At that point, I’m sure Ezekiel thought his job was done. He had tried to warn his people and get them on the same page as God. He had remained faithful as God’s Watchman (Ek 3:16-27). He had gone through a lot of hardship to remain faithful as a watchman. He even had to endure the death of his wife as a topical lesson for his people (E24:17-18). You can sympathize, right? After a long hard day, or particular physically demanding or mentally draining job, you are exhausted and just want to rest and rejuvenate. That is how Ezekiel felt, I’m sure. But, God had other plans for him.
God reminds Ezekiel that even though Jerusalem has fallen, he still has the duty of a Watchman (Ek 33:7). Ezekiel’s task is to now tell Israel that God does not delight in their destruction but desires for them to repent (Ek 33:11). An escapee from the destruction of Jerusalem came and told the people there in captivity that Jerusalem had fallen. At that time, God allowed Ezekiel to speak again (Ek 33:21-22). God had made him mute for almost two years—ever since Nebuchadnezzar had besieged Jerusalem. Can you imagine what the people thought of Ezekiel during this time? Maybe many thought it served him right to be mute. God had finally shut him up because of his unpatriotic sayings. Are we any different in being too quick to judge rather than allowing a disconcerting message to penetrate our hearts and allow God to see if there are any seeds of wickedness in us?
The people were now mad because God had allowed this destruction to happen. They had the misconception that the land was theirs—God had given it to them, and they felt God had no right to take it away. Yet, God, through Ezekiel, told them all the destruction was due to their disobedience (Ek 33:25-16). It seems people are people no matter in what time they live. Are we any different? We always have excuses for our behavior: it is never as bad as others claim, we have a justification for what we do, and we feel what we do is not really that bad after all. These people felt no differently.
As their watchman, Ezekiel kept to his task. He accused the shepherds of Israel, their leaders (kings, princes, priests, and false prophets) of looking out only for themselves rather than the needs of their people (Ek 34:2-4). This is one of the pitfalls of lifelong service that someone in such a position must be aware. Since this is now their job, their livelihood, and not just a short-term profession, they have to temper their desire for ambition, wealth, and prosperity for their family. While it is not wrong to have these things, they have a higher responsibility to the people for whom they serve. It’s often too easy to lose sight of that fact. These leaders in Ezekiel’s day had done that. They had lost sight of their greater responsibility. Ezekiel tried to get them to see that. He warned them that God would remove them from leadership (Ek 34:10).

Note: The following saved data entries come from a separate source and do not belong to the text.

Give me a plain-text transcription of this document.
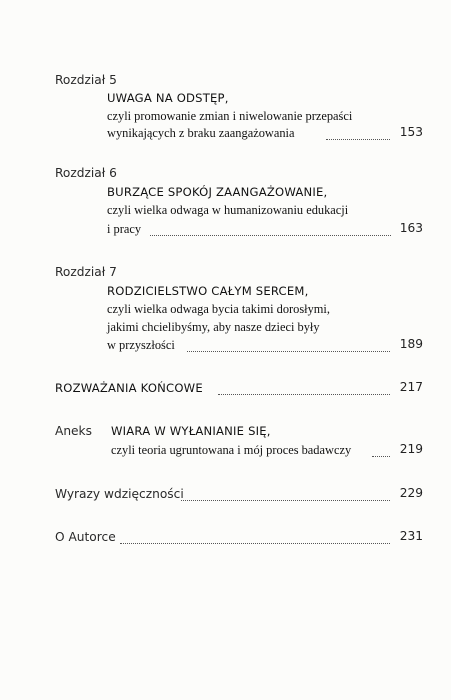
Rozdział 5
UWAGA NA ODSTĘP,
czyli promowanie zmian i niwelowanie przepaści
wynikających z braku zaangażowania	153
Rozdział 6
BURZĄCE SPOKÓJ ZAANGAŻOWANIE,
czyli wielka odwaga w humanizowaniu edukacji
i pracy	163
Rozdział 7
RODZICIELSTWO CAŁYM SERCEM,
czyli wielka odwaga bycia takimi dorosłymi,
jakimi chcielibyśmy, aby nasze dzieci były
w przyszłości	189
ROZWAŻANIA KOŃCOWE	217
Aneks WIARA W WYŁANIANIE SIĘ,
czyli teoria ugruntowana i mój proces badawczy	219
Wyrazy wdzięczności	229
O Autorce	231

To better help them understand, Ezekiel gave an analogy of a coming Good Shepherd who will take good care of his people (Ek 34:12). Ezekiel turns to a future time, a time we refer to as the Millennial Kingdom, where God will gather his people from every distant land (Ek 35:12-13). He will judge between the goats and the sheep (i.e., between the righteous and the unrighteous), between one sheep and another (the act of receiving rewards), and he will shepherd them with justice (this may be referring to his ruling with an iron scepter (Rv 2:27)) (Ek 35:20-22). Their Good Shepherd, their Messiah, will make David their shepherd and their prince (Ek 35:24). This is likely referring to David’s position in relation to Christ, their Messiah. David will be subservient to him. In addition, the land will be made to be fruitful to meet all their nutritional needs, they will live in safety without the threat of war, and he will be their God (Ek 35:25-31).
Ezekiel then restates the prophecy against Edom (Ek 35). This was to contrast the choices made by Jacob and Esau, the ancestors of Israel and Edom. God used Esau (Edom) as a topical lesson as to what Israel could be like, but how God is going to instead reward Israel. This was not because of Israel’s goodness, but because of God’s goodness and how he will keep his promises to them.
In contrast to what God said about Edom, he would give great blessings to Israel: mountains, hills, rivers, valleys, and cities will become fruitful and prosperous (Ek 36:4, 8, 10). Yet, he reminds them that God will do this for his own Name sake (Ek 36:22) and not because of anything they have done. Despite what Israel had done in profaning God to the surrounding nations, God would make his Name great and holy again (Ek 36:23). God’s plan will not be rescinded because of what mankind does. God would do this by taking Israel and cleansing her and putting his Spirit within her (Ek 36:26-27). This was a new concept for them. The Holy Spirit will come upon them and they will seek him and morn for their actions toward him (Zc 12:10).
This is also our promise from God, both now and for our future. If you turn to him, realize his death on the cross was payment for your sin (past , present, and future), accept that and realize nothing you can do can earn this for you except depending upon him completely both now and for your future, you too will receive the Holy Spirit to guide you on your journey through this life. Then, in the life to come you will receive all these blessing that God promised to his people through Ezekiel. Isn’t it exciting?! Come join us. You’ll be glad you did!